Leigh Gray Martin, a Markle resident and 1984 graduate of Huntington North High School, holds her class ring, which was found and returned to her this summer after being lost in Lake Huron for 31 years. Photo by Steve Clark.

Leigh Martin's class ring spent 31 years on a stranger's finger.

That finger, however, didn't belong to a person; it belonged to the state of Michigan.

The lower peninsula of the Great Lakes State is said to look like a mitten, with the "thumb" jutting out from the state's northeast side. Albert E. Sleeper State Park is located on the tip of the thumb, and that's where Martin lost her class ring in the summer of 1983.

Back then, Martin was Leigh Gray, a student at Huntington North High School. Along with friend Ginny Manning and family, Martin traveled to the state park for vacation. The trip centered on camping and relaxing in Lake Huron, which is where Martin's ring disappeared.

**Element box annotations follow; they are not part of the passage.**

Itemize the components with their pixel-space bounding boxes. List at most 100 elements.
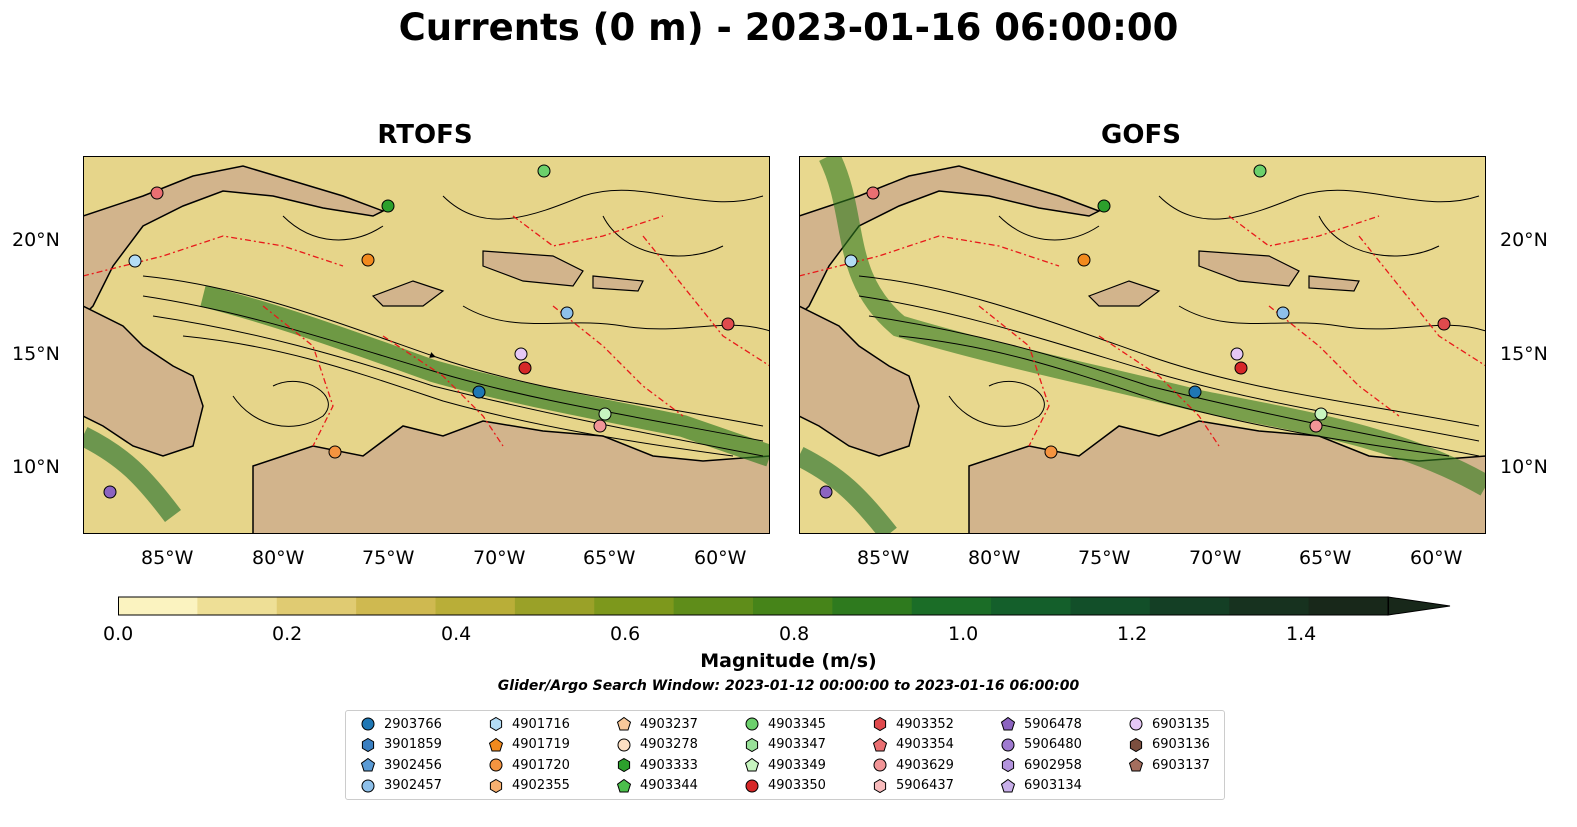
lon-label: 85°W [141,547,194,569]
legend-item: 4902355 [488,777,570,795]
legend-item-label: 4903345 [768,716,826,732]
circle-marker-icon [873,758,887,772]
circle-marker-icon [361,717,375,731]
hexagon-marker-icon [1129,737,1143,752]
legend-item: 5906437 [872,777,954,795]
pentagon-marker-icon [744,757,760,772]
panel-title-gofs: GOFS [1101,120,1181,150]
legend-item-label: 4903349 [768,757,826,773]
lon-label: 65°W [583,547,636,569]
float-marker [1230,347,1244,361]
pentagon-marker-icon [872,737,888,751]
colorbar [118,595,1458,621]
colorbar-segment [911,597,992,615]
hexagon-marker-icon [617,757,631,773]
colorbar-segment [118,597,198,615]
legend-item-label: 4903629 [896,757,954,773]
legend-item-label: 2903766 [384,716,442,732]
lat-label: 20°N [12,229,60,251]
legend-item-label: 6903134 [1024,778,1082,793]
float-marker [128,254,142,268]
legend-item: 4903347 [744,736,826,754]
legend-item-label: 6903136 [1152,737,1210,752]
float-marker [1188,385,1202,399]
map-panel-rtofs [78,156,774,538]
legend-item-label: 4903333 [640,757,698,773]
lon-label: 75°W [362,547,415,569]
land-hispaniola [482,250,584,287]
legend-item-label: 4903354 [896,737,954,752]
pentagon-marker-icon [1128,757,1144,772]
pentagon-marker-icon [1000,778,1016,792]
map-panel-gofs [794,151,1492,541]
lon-label: 80°W [968,547,1021,569]
hexagon-marker-icon [1001,757,1015,773]
hexagon-marker-icon [361,737,375,752]
lon-label: 70°W [1189,547,1242,569]
colorbar-segment [1070,597,1151,615]
lon-label: 85°W [857,547,910,569]
legend-item-label: 6903137 [1152,757,1210,773]
legend-item: 4903344 [616,777,698,795]
hexagon-marker-icon [745,737,759,752]
pentagon-marker-icon [360,757,376,772]
colorbar-segment [197,597,278,615]
colorbar-segment [514,597,595,615]
hexagon-marker-icon [489,716,503,732]
float-marker [518,361,532,375]
lon-label: 80°W [252,547,305,569]
float-marker [514,347,528,361]
circle-marker-icon [617,738,631,751]
colorbar-segment [594,597,675,615]
pentagon-marker-icon [488,737,504,751]
float-marker [328,445,342,459]
lat-label: 10°N [1500,456,1548,478]
current-band-pacific [78,427,181,523]
float-marker [819,485,833,499]
legend-item: 6902958 [1000,756,1082,774]
float-marker [844,254,858,268]
float-marker [1044,445,1058,459]
legend-item: 4903350 [744,777,826,795]
circle-marker-icon [1001,738,1015,751]
float-marker [361,253,375,267]
legend-item: 3902457 [360,777,442,795]
map-gofs-svg [794,151,1492,541]
float-marker [593,419,607,433]
legend-item-label: 4901719 [512,737,570,752]
legend-item: 4903237 [616,715,698,733]
colorbar-segment [1308,597,1389,615]
float-marker [1314,407,1328,421]
float-marker [381,199,395,213]
legend-item-label: 4903344 [640,778,698,793]
hexagon-marker-icon [873,716,887,732]
legend-item: 2903766 [360,715,442,733]
colorbar-segment [991,597,1071,615]
current-band [819,151,1492,496]
float-marker [472,385,486,399]
legend-item: 6903136 [1128,736,1210,754]
float-marker [1276,306,1290,320]
eez-boundaries [82,215,771,447]
colorbar-tick: 0.4 [441,623,472,645]
legend-item-label: 4902355 [512,778,570,793]
circle-marker-icon [489,758,503,772]
legend-item-label: 3901859 [384,737,442,752]
lat-label: 15°N [1500,343,1548,365]
land-cuba-yucatan [798,165,1101,318]
colorbar-tick: 1.0 [948,623,979,645]
float-marker [1234,361,1248,375]
legend-item: 6903134 [1000,777,1082,795]
land-puerto-rico [1308,275,1360,292]
legend-item: 4903333 [616,756,698,774]
colorbar-segment [435,597,516,615]
legend-item: 3901859 [360,736,442,754]
legend-item: 4903629 [872,756,954,774]
legend-item: 4903345 [744,715,826,733]
land-central-america [798,304,920,457]
legend-item-label: 5906480 [1024,737,1082,752]
land-jamaica [371,280,445,307]
colorbar-segment [673,597,754,615]
legend-item-label: 4903347 [768,737,826,752]
legend-item: 4903278 [616,736,698,754]
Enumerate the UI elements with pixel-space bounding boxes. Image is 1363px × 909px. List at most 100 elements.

Martin's class ring was like any other, emblazoned with her first name, the school's name and her graduating year, which was 1984. The face of Huntington North's Viking mascot was engraved on one side of the ring with track and field iconography - an acknowledgement of Martin's days as a runner in middle school - on the other. Martin's initials, L.A.G., were also etched on the ring, which was topped off by a light blue stone.

Martin had worn the ring while swimming out in the lake one day and stopped to admire it.

"I'm just standing in the water, it's shining in the sun, I'm just fiddling with it - and plop, right in the water," she recalls. "I just froze."

Frantically, Martin started searching through the knee-deep water for the ring, combing through the sand beneath her to see where it had landed.

But it was to no avail.

"It was gone," says Martin. "There was no finding it.
"So, the rest of my trip was like, ‘Oh, my goose is
cooked!' I didn't get in any trouble; I suppose my parents thought it was anguish enough that I lost the ring."

For a while, Martin says she considered replacing the ring. However, she never did, and as time passed, she forgot about it.

That is, until this summer.

From out of nowhere, Martin received a text message from friend Kim Brown Nelson informing her of an interesting post left on the Facebook page for the 30-year reunion of Huntington North's Class of 1984. Ralph Moeller, of Warren, MI, made the post and claimed that he had found a class ring, which sounded like it just might be Martin's.

Nelson provided Martin with contact information for the page's manger, Cindy Middaugh Allred, who forwarded Martin an email sent to her by Moeller. From there, Martin got in touch with Moeller directly.

A metal detecting hobbyist, Moeller had visited Albert E. Sleeper State Park in May and discovered the ring with his metal detector, Martin learned.

She was amused when she learned where he found it.

"He found it, I think, exactly in the same spot I lost it, because he found it at Sleeper State Park, in knee-deep water, with a metal detector," Martin says. "So, why I couldn't find it, I suppose I was nervous and scared, it was probably right there."

Moeller spotted "Huntington North" on the ring and the graduating year of 1984, which led him to the Facebook page.

"We talked through email," says Martin of her correspondence with Moeller about the ring. "He said, ‘Yes, I have it - I'll get it right in the mail.' And within a few days, I had it."

Holding the ring for the first time since she was a teenager was a surreal experience for Martin, given the shape it was in.

"It is so funny: I lost this ring 31 years ago and it is in the exact same condition as when I lost it," she says. "That ring laid in Lake Huron for 31 years."

Martin is grateful for the people who played a part in her getting back the ring - Nelson, Allred and, especially, Moeller, for plucking it off Michigan's thumb and returning it to her after so long.

That she happened to get the ring back during the year that marks her 30th anniversary of graduating from Huntington North makes it that much more special, Martin says, and encourages her to attend the reunion.

"It does," she muses. "It really does."